Understand Bayes Theorem (prior/likelihood/posterior/evidence)

Bayes Theorem is a very common and fundamental theorem used in Data mining and Machine learning. Its formula is pretty simple:

P(X|Y) = ( P(Y|X) * P(X) ) / P(Y), which is Posterior = ( Likelihood * Prior ) /  Evidence

So I was wondering why they are called correspondingly like that.

Let’s use an example to find out their meanings.

Example

Suppose we have 100 movies and 50 books.
There are 3 different movie types: Action, Sci-fi, Romance,
2 different book types: Sci-fi, Romance

20 of those 100 movies are Action.
30 are Sci-fi
50 are Romance.

15 of those 50 books are Sci-fi
35 are Romance

So given a unclassified object,

The probability that it's a movie is 100/150, 50/150 for book.
The probability that it's a Sci-fi type is 45/150, 20/150 for Action and 85/150 for Romance.
If we already know it's a movie, then the probability that it's an action movie is 20/100, 30/100 for Sci-fi and 50/100 for Romance.
If we already know it's a book, then that probability that it's an Sci-fi book is 15/50, 35/50 for Romance.

Right now, we want to know that given an object which has type Sci-fi, what the probability is if it’s a movie?

Using Bayes theorem, we know that the formula is:

P(movie|Sci-fi) = P(Sci-fi| Movie) * P(Movie) / P(Sci-fi)

Here, P(movie|Sci-fi) is called Posterior,
P(Sci-fi|Movie) is Likelihood,
P(movie) is Prior,
P(Sci-fi) is Evidence.

Now let’s see why they are called like that.

Prior: Before we observe it’s a Sci-fi type, the object is completely unknown to us.
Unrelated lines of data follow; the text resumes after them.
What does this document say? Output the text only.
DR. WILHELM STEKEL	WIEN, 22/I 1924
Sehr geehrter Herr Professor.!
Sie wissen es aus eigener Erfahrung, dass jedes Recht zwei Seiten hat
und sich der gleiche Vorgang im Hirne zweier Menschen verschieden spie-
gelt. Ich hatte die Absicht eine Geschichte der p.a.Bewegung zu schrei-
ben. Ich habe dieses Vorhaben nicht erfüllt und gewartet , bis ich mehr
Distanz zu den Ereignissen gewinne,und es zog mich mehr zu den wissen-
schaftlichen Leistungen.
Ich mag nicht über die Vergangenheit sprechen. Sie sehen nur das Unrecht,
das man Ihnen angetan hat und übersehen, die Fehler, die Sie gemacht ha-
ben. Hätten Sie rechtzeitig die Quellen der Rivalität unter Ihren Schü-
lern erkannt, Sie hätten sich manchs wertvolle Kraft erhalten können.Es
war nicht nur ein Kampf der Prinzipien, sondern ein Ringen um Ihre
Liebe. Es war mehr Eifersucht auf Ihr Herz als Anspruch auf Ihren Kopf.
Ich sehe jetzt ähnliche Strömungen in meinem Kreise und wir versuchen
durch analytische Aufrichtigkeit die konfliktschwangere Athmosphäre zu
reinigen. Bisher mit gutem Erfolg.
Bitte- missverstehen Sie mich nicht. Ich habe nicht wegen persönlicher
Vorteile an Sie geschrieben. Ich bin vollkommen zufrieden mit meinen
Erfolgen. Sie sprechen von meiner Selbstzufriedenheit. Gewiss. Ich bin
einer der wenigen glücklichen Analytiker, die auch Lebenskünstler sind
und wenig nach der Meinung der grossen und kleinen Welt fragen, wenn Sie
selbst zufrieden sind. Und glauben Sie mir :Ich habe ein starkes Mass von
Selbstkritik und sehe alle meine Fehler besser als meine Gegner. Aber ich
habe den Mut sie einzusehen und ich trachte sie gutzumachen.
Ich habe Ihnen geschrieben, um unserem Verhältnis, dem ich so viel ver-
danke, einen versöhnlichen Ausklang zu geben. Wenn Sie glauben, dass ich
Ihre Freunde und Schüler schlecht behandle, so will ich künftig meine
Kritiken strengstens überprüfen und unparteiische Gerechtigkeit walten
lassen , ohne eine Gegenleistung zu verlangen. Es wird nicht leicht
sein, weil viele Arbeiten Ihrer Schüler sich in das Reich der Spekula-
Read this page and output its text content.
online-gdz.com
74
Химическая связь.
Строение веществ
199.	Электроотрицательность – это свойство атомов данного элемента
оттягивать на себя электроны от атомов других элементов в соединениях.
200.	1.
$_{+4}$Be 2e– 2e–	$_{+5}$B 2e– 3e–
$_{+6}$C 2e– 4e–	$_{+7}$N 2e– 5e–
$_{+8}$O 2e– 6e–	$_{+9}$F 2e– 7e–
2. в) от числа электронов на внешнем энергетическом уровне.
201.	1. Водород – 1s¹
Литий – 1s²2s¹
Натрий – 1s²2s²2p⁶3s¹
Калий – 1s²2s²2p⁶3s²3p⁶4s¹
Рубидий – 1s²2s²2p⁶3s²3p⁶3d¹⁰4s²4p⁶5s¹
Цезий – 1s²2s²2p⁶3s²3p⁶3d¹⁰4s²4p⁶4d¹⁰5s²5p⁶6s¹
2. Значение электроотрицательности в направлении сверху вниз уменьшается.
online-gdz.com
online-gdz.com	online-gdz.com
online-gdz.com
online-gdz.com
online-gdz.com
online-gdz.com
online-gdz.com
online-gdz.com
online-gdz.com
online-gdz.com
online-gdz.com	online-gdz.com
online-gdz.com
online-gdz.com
Our goal is to find out the possibility that it’s a movie, we actually have the data prior(or before) our observation, which is the possibility that it’s a movie if it’s a completely unknown object: P(movie).
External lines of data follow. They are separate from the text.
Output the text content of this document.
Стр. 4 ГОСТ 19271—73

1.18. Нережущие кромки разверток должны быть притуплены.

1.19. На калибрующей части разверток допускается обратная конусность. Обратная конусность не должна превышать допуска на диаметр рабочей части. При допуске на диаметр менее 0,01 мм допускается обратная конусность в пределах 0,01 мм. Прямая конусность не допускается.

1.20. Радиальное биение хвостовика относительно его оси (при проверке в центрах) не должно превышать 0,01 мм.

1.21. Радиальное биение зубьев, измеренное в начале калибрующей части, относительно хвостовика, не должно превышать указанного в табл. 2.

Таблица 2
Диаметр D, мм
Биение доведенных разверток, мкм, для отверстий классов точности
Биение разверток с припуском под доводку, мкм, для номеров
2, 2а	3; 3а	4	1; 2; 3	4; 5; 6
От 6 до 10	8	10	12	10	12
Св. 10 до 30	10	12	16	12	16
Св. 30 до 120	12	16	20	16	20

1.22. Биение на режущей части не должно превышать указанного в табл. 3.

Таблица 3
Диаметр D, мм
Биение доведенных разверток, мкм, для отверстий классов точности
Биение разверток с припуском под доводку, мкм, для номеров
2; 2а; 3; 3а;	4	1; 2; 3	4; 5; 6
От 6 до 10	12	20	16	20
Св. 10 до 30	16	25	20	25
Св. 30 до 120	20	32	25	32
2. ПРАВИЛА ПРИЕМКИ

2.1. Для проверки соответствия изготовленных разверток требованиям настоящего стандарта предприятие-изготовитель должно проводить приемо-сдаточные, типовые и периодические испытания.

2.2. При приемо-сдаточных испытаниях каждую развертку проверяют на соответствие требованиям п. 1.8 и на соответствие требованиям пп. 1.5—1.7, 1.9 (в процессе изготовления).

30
Posterior: After we observed it’s a Sci-fi type, we know something about the object. Because it’s post(or after) the observation, we call it posterior: P(movie|Sci-fi).

Evidence: Because we’ve already known it’s a Sci-fi type, what has happened is happened. We witness it’s appearance, so to us, it’s an evidence, and the chance we get this evidence is P(Sci-fi).
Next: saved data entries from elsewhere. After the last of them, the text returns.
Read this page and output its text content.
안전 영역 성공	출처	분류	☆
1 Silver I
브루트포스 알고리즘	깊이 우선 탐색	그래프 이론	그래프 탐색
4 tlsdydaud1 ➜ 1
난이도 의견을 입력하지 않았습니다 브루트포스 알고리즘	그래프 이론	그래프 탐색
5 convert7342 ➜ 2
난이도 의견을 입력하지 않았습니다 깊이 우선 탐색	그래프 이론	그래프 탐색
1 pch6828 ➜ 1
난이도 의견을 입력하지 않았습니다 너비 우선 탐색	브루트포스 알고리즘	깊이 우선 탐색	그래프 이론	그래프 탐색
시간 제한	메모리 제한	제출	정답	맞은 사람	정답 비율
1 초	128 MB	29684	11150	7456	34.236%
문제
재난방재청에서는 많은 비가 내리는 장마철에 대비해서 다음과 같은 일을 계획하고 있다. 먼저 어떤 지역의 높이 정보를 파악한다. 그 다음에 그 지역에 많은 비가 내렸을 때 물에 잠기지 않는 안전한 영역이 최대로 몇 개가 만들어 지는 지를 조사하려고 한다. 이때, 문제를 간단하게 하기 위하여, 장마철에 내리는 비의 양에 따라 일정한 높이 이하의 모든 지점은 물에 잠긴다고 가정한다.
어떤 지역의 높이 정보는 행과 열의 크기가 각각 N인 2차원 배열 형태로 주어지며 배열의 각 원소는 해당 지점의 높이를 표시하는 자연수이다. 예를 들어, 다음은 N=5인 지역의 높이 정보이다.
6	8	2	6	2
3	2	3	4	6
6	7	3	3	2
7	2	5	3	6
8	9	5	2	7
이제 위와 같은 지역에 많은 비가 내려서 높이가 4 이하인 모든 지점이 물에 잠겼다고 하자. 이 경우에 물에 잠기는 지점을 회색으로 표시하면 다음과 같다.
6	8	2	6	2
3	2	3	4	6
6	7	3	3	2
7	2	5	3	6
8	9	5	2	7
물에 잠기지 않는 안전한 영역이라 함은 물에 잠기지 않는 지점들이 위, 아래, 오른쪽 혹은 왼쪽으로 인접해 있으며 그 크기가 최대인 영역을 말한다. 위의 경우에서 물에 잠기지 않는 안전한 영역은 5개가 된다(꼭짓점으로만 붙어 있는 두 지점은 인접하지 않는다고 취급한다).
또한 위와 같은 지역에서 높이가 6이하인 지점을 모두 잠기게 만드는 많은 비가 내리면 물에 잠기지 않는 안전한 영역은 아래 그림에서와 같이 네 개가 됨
Likelihood: The dictionary meaning of this word is chance or probability that one thing will happen. Here it means when it’s a movie, what the chance will be if it is also a Sci-fi type. This term is very important in Machine Learning.

So why those probabilities are named like that, the observation time is a very important reason.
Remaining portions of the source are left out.